1. It’s about the culture wars and also “evening the score” against opponents of Trump and MAGA. The Trump administration seems to be hellbent on “sticking it” to people, groups, institutions, and even nations that opposed him. Scientists and academics in general are on his hit list. There has always been an anti-intellectual bent on American society, but never have I seen it weaponized like this. Moreover, it’s unlikely that such policies will face blowback among Trump’s voting base. There are conservative scientists and academics whose careers have been upended by these moves, but they are a minority, and there aren’t enough of them to significantly erode the GOP’s electability.
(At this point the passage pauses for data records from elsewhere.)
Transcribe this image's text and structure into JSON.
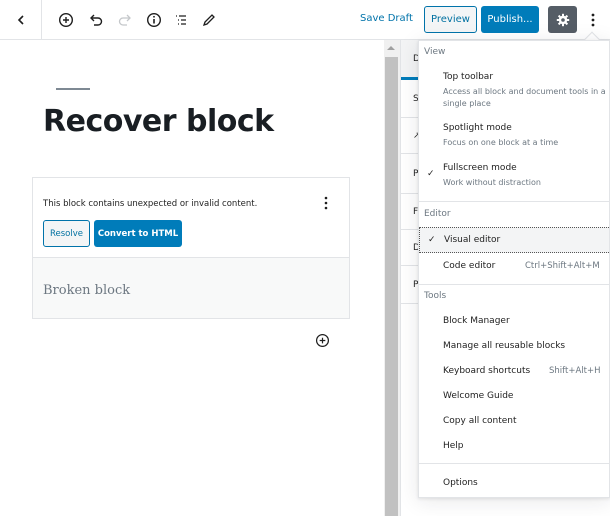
{
  "header": {
    "back_icon": "chevron-left-icon",
    "toolbar_icons": [
      "add-block-icon",
      "undo-icon",
      "redo-icon",
      "info-icon",
      "list-view-icon",
      "edit-tools-icon"
    ],
    "save_draft": "Save Draft",
    "preview": "Preview",
    "publish": "Publish...",
    "settings_icon": "gear-icon",
    "more_icon": "more-vertical-icon"
  },
  "editor": {
    "title": "Recover block",
    "warning_message": "This block contains unexpected or invalid content.",
    "resolve": "Resolve",
    "convert": "Convert to HTML",
    "broken_content": "Broken block"
  },
  "sidebar": {
    "tabs": [
      "D",
      "S",
      "↗",
      "P",
      "F",
      "D",
      "P"
    ]
  },
  "menu": {
    "view": {
      "label": "View",
      "items": [
        {
          "label": "Top toolbar",
          "description": "Access all block and document tools in a single place",
          "checked": false
        },
        {
          "label": "Spotlight mode",
          "description": "Focus on one block at a time",
          "checked": false
        },
        {
          "label": "Fullscreen mode",
          "description": "Work without distraction",
          "checked": true
        }
      ]
    },
    "editor": {
      "label": "Editor",
      "items": [
        {
          "label": "Visual editor",
          "shortcut": "",
          "checked": true
        },
        {
          "label": "Code editor",
          "shortcut": "Ctrl+Shift+Alt+M",
          "checked": false
        }
      ]
    },
    "tools": {
      "label": "Tools",
      "items": [
        {
          "label": "Block Manager",
          "shortcut": ""
        },
        {
          "label": "Manage all reusable blocks",
          "shortcut": ""
        },
        {
          "label": "Keyboard shortcuts",
          "shortcut": "Shift+Alt+H"
        },
        {
          "label": "Welcome Guide",
          "shortcut": ""
        },
        {
          "label": "Copy all content",
          "shortcut": ""
        },
        {
          "label": "Help",
          "shortcut": ""
        }
      ]
    },
    "options": "Options",
    "check_glyph": "✓"
  },
  "colors": {
    "accent": "#007cba",
    "accent_text": "#0071a1",
    "settings_bg": "#555d66",
    "muted": "#6c7781"
  }
}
2. It’s also about power and control. “He who pays the piper calls the tune,” and Trump and his administration are reveling in their abilities to withhold federal dollars (paid for with the tax monies from all American taxpayers, Trump- and non-Trump voter alike) from targeted agencies and institutions unless they meet whatever diktats they demand.
It’s a scary time for science in America now. Science is already dealing with the “publish-or-perish” culture of academia, the fact that academics are pressured to raise recurrent streams of grant money in order to earn tenure, and the fact that industrial labs are increasingly driven by short-term business pursuits instead of longer-term, more speculative projects. These disruptive freezes of NIH and NSF funds, as well as the targeted attacks on universities such as Columbia and UPenn over culture war matters, are reckless and destructive. If this does not stop soon, this could set back American science and research for decades.
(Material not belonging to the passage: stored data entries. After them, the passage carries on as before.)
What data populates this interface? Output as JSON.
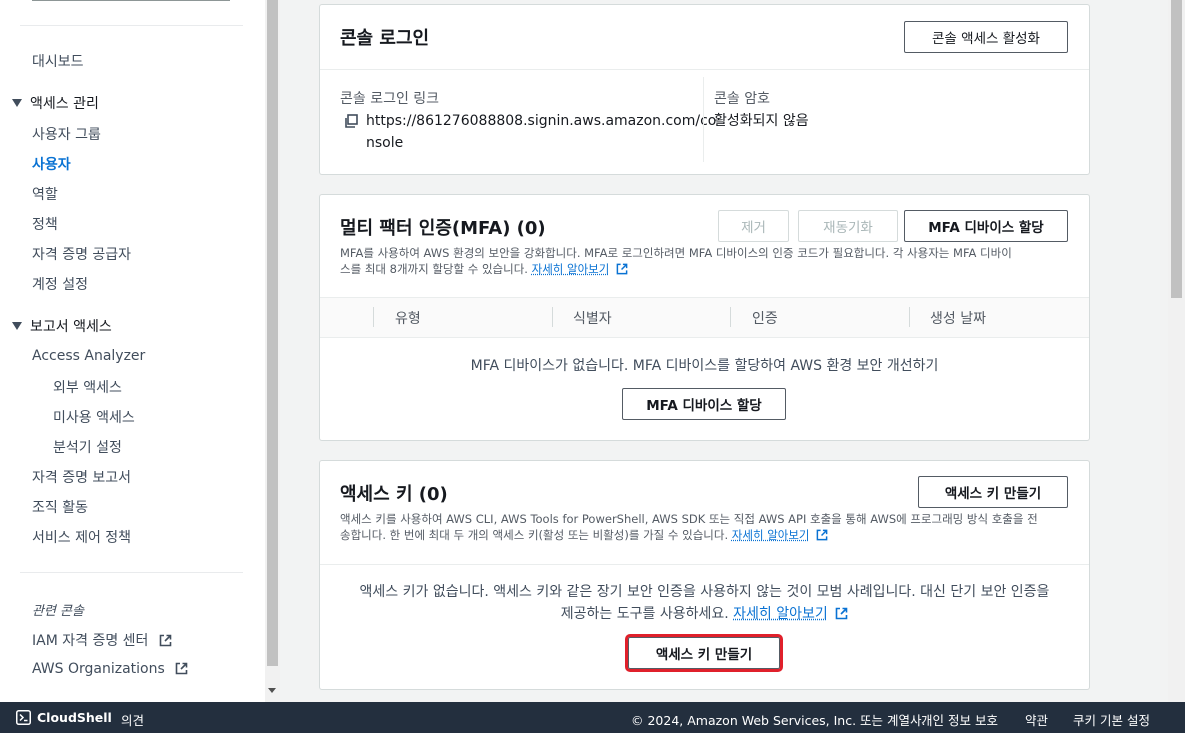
{
  "sidebar": {
    "dashboard": "대시보드",
    "access_mgmt": {
      "label": "액세스 관리",
      "items": [
        "사용자 그룹",
        "사용자",
        "역할",
        "정책",
        "자격 증명 공급자",
        "계정 설정"
      ]
    },
    "reports": {
      "label": "보고서 액세스",
      "analyzer": "Access Analyzer",
      "sub_items": [
        "외부 액세스",
        "미사용 액세스",
        "분석기 설정"
      ],
      "items": [
        "자격 증명 보고서",
        "조직 활동",
        "서비스 제어 정책"
      ]
    },
    "related_title": "관련 콘솔",
    "related": [
      "IAM 자격 증명 센터",
      "AWS Organizations"
    ]
  },
  "console_login": {
    "title": "콘솔 로그인",
    "enable_button": "콘솔 액세스 활성화",
    "link_label": "콘솔 로그인 링크",
    "link_line1": "https://861276088808.signin.aws.amazon.com/co",
    "link_line2": "nsole",
    "password_label": "콘솔 암호",
    "password_value": "활성화되지 않음"
  },
  "mfa": {
    "title": "멀티 팩터 인증(MFA) (0)",
    "remove_button": "제거",
    "resync_button": "재동기화",
    "assign_button": "MFA 디바이스 할당",
    "desc_line1": "MFA를 사용하여 AWS 환경의 보안을 강화합니다. MFA로 로그인하려면 MFA 디바이스의 인증 코드가 필요합니다. 각 사용자는 MFA 디바이",
    "desc_line2": "스를 최대 8개까지 할당할 수 있습니다.",
    "learn_more": "자세히 알아보기",
    "columns": [
      "유형",
      "식별자",
      "인증",
      "생성 날짜"
    ],
    "empty_text": "MFA 디바이스가 없습니다. MFA 디바이스를 할당하여 AWS 환경 보안 개선하기",
    "empty_button": "MFA 디바이스 할당"
  },
  "access_keys": {
    "title": "액세스 키 (0)",
    "create_button": "액세스 키 만들기",
    "desc_line1": "액세스 키를 사용하여 AWS CLI, AWS Tools for PowerShell, AWS SDK 또는 직접 AWS API 호출을 통해 AWS에 프로그래밍 방식 호출을 전",
    "desc_line2": "송합니다. 한 번에 최대 두 개의 액세스 키(활성 또는 비활성)를 가질 수 있습니다.",
    "learn_more": "자세히 알아보기",
    "empty_line1": "액세스 키가 없습니다. 액세스 키와 같은 장기 보안 인증을 사용하지 않는 것이 모범 사례입니다. 대신 단기 보안 인증을",
    "empty_line2": "제공하는 도구를 사용하세요.",
    "empty_learn_more": "자세히 알아보기",
    "empty_button": "액세스 키 만들기"
  },
  "bottombar": {
    "cloudshell": "CloudShell",
    "feedback": "의견",
    "copyright": "© 2024, Amazon Web Services, Inc. 또는 계열사.",
    "privacy": "개인 정보 보호",
    "terms": "약관",
    "cookies": "쿠키 기본 설정"
  },
  "colors": {
    "link": "#0972d3",
    "highlight": "#e0202b",
    "bottombar": "#232f3e"
  }
}
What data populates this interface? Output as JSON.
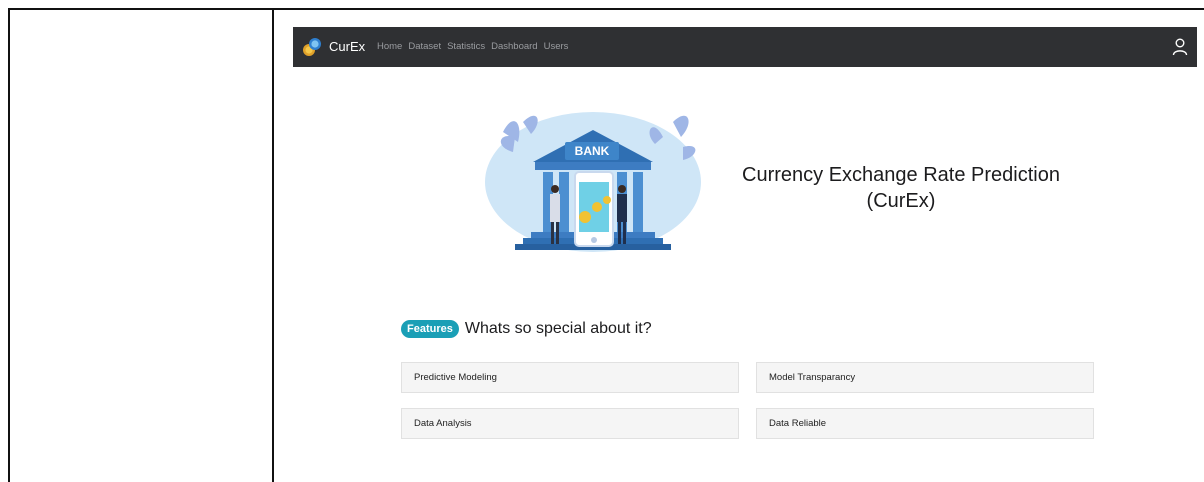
{
  "navbar": {
    "brand": "CurEx",
    "links": [
      "Home",
      "Dataset",
      "Statistics",
      "Dashboard",
      "Users"
    ]
  },
  "hero": {
    "title": "Currency Exchange Rate Prediction (CurEx)",
    "illustration_label": "BANK"
  },
  "features": {
    "badge": "Features",
    "subtitle": "Whats so special about it?",
    "items": [
      "Predictive Modeling",
      "Model Transparancy",
      "Data Analysis",
      "Data Reliable"
    ]
  },
  "colors": {
    "navbar_bg": "#2f3033",
    "accent": "#1a9fb6",
    "card_bg": "#f5f5f5"
  }
}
The universities took sides in the culture war instead of remaining neutral educational institutions like they are supposed to be. I have little sympathy for them now that the other side is firing back. I don't want to see valuable research at these universities cut back either, but they need to take their share of the blame and remove the political cancer eating them alive. It's not the physics department that's drawing fire from the Trump administration.
It's many departments, including physics, including education.
This specific article is part of a series, this part is about the National Institutes of Health where the cuts are so deep that:
People inside the Division of Intramural Research (the in-house research groups) have been told in so many words that "the vast majority of our legitimate DIR ordering needs are not currently able to be fulfilled".
So they're having to triage and try to get spending done that directly impacts human and animal safety and ongoing clinical research.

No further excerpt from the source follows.